The National Assessment and Accreditation System (NAAS) is a key part of the government’s reforms to children’s social work practice. NAAS aims to help social workers to build and improve on their skills and knowledge. Completing this social work assessment is also a way to develop professionally, and ensures that the highest standard of support and protection is offered to vulnerable children and young people.
At the core of this is a one-day social work assessment with written and practical elements. These assess social workers against the Knowledge and Skills Statements (KSS) – the criteria which define current best practice.
Leeds and Calderdale were the first two Yorkshire & Humber authorities to offer NAAS to their social work staff. Both opted to take the core principles and adapt them to suit the needs of their staff by building the KSS into everyday practice. Following some very positive feedback, the scheme has been rolled out to 9 of the 15 authorities in the region:
- North East Lincolnshire
- North Lincolnshire
- North Yorkshire
How to prepare for a NAAS Assessment
If you’re a children’s social worker and you’re interested in making NAAS part of your professional development, speak to your manager or NAAS lead about preparing for the assessment.

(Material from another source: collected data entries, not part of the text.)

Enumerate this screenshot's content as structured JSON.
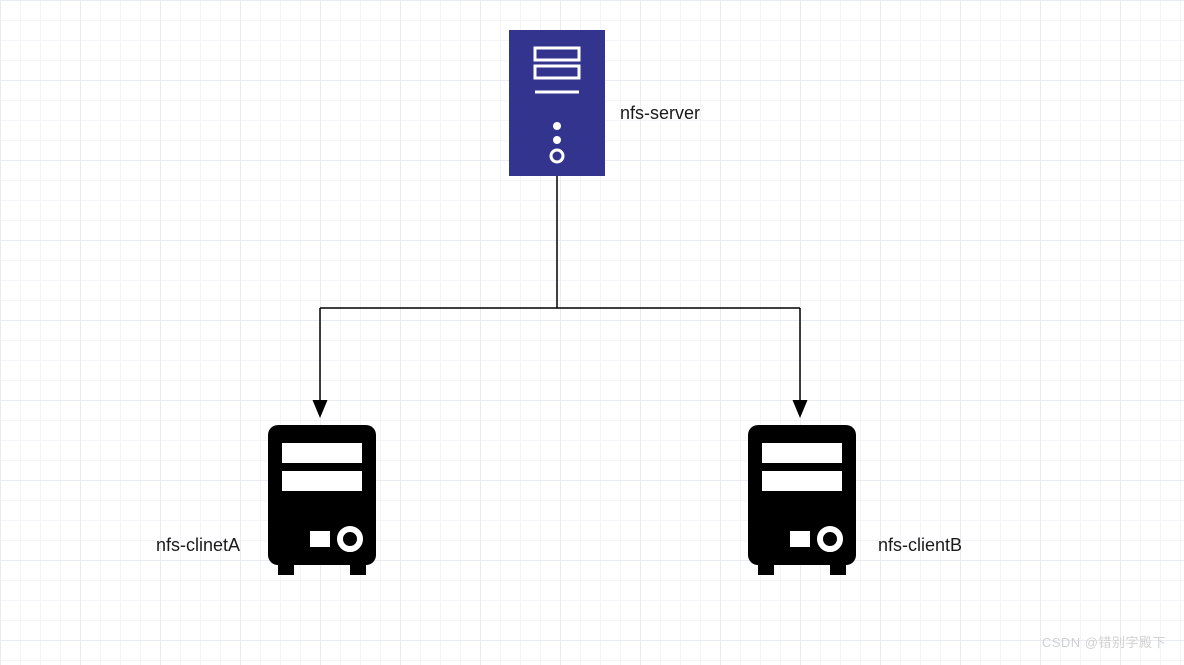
{
  "nodes": {
    "server": {
      "label": "nfs-server"
    },
    "clientA": {
      "label": "nfs-clinetA"
    },
    "clientB": {
      "label": "nfs-clientB"
    }
  },
  "watermark": "CSDN @错别字殿下",
  "colors": {
    "server_fill": "#33348e",
    "client_fill": "#000000",
    "grid_major": "#e8ecf0",
    "grid_minor": "#f2f4f7",
    "connector": "#000000"
  }
}
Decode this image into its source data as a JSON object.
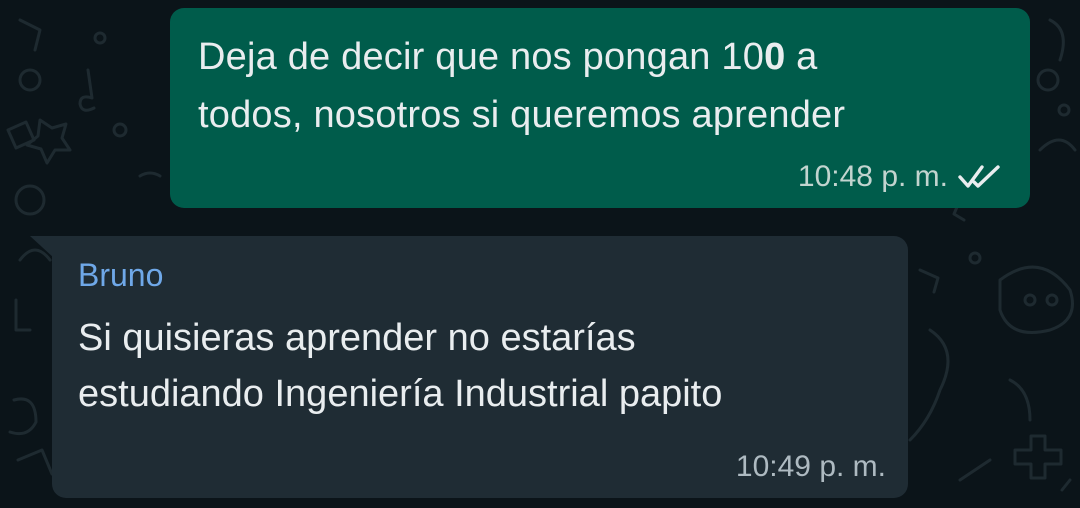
{
  "conversation": {
    "outgoing": {
      "text_part1": "Deja de decir que nos pongan 10",
      "text_bold": "0",
      "text_part2": " a todos, nosotros si queremos aprender",
      "time": "10:48 p. m.",
      "status_icon": "double-check-read-icon"
    },
    "incoming": {
      "sender": "Bruno",
      "text": "Si quisieras aprender no estarías estudiando Ingeniería Industrial papito",
      "time": "10:49 p. m."
    }
  },
  "colors": {
    "background": "#0b1419",
    "outgoing_bubble": "#005c4b",
    "incoming_bubble": "#1f2c34",
    "sender_name": "#6fa8e8",
    "text": "#e9edef"
  }
}
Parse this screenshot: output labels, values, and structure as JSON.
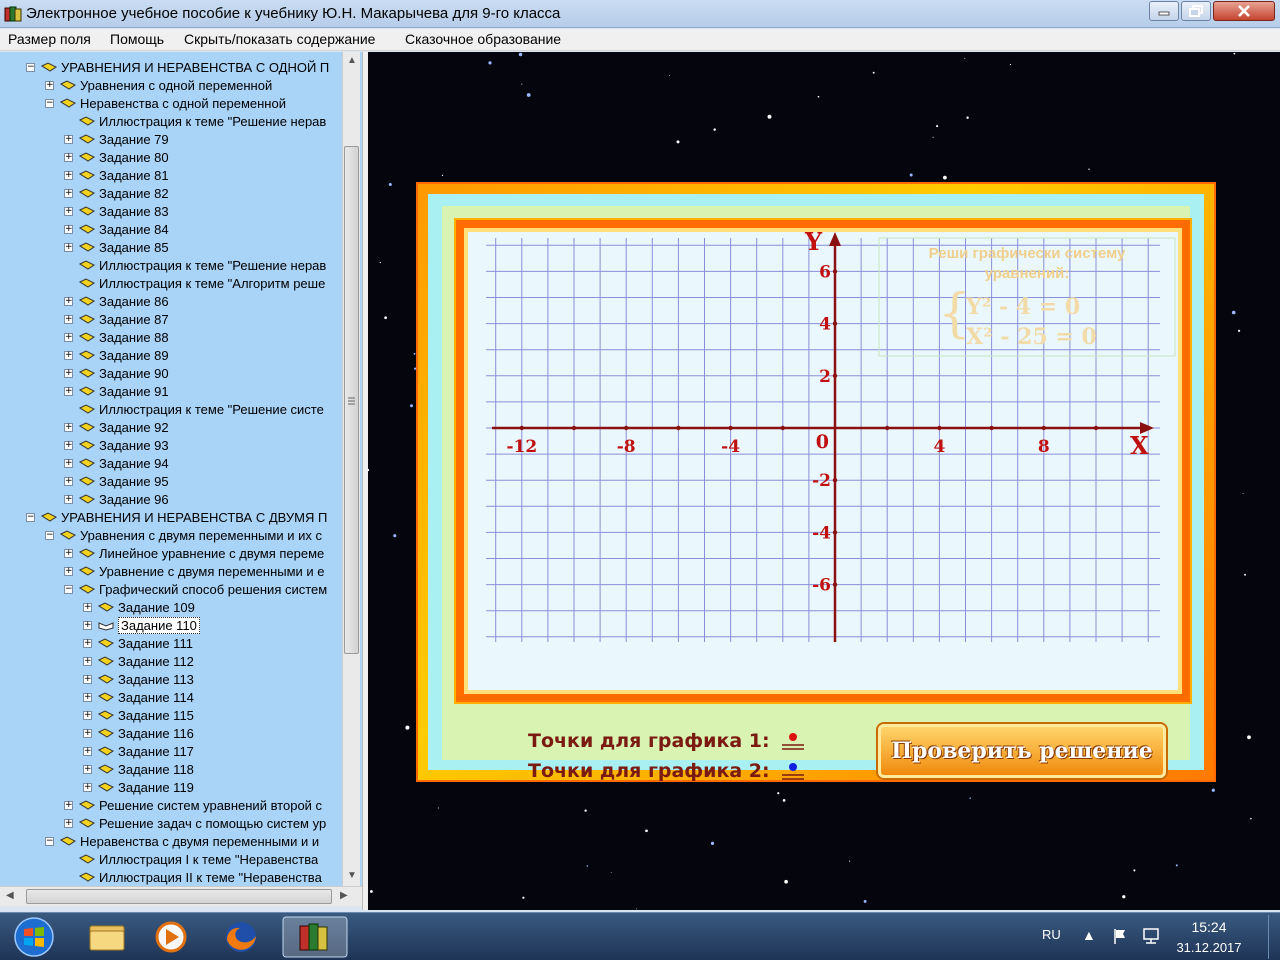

Most local authorities will have a range of resources and training available to help you identify any gaps in your knowledge and improve your understanding of the KSS. Once your NAAS lead agrees that you’re ready, you can take the assessment.
What to expect from the assessment
There are two parts to the assessment.
First is a written Knowledge Assessment, where you’ll answer a series of questions based on the KSS.
The second part is a Simulated Practice Assessment. This will test your skills in a realistic practical setting. There will be two scenarios, which will involve actors playing the roles of young people, family members, or colleagues. Before each one, you’ll be provided with information on the situation, as well as which KSS statement you’re being assessed on. Afterwards, there will be a verbal reflective assessment on both scenarios. Finally, you’ll be asked to choose one scenario and complete a written assessment of how the situation was resolved.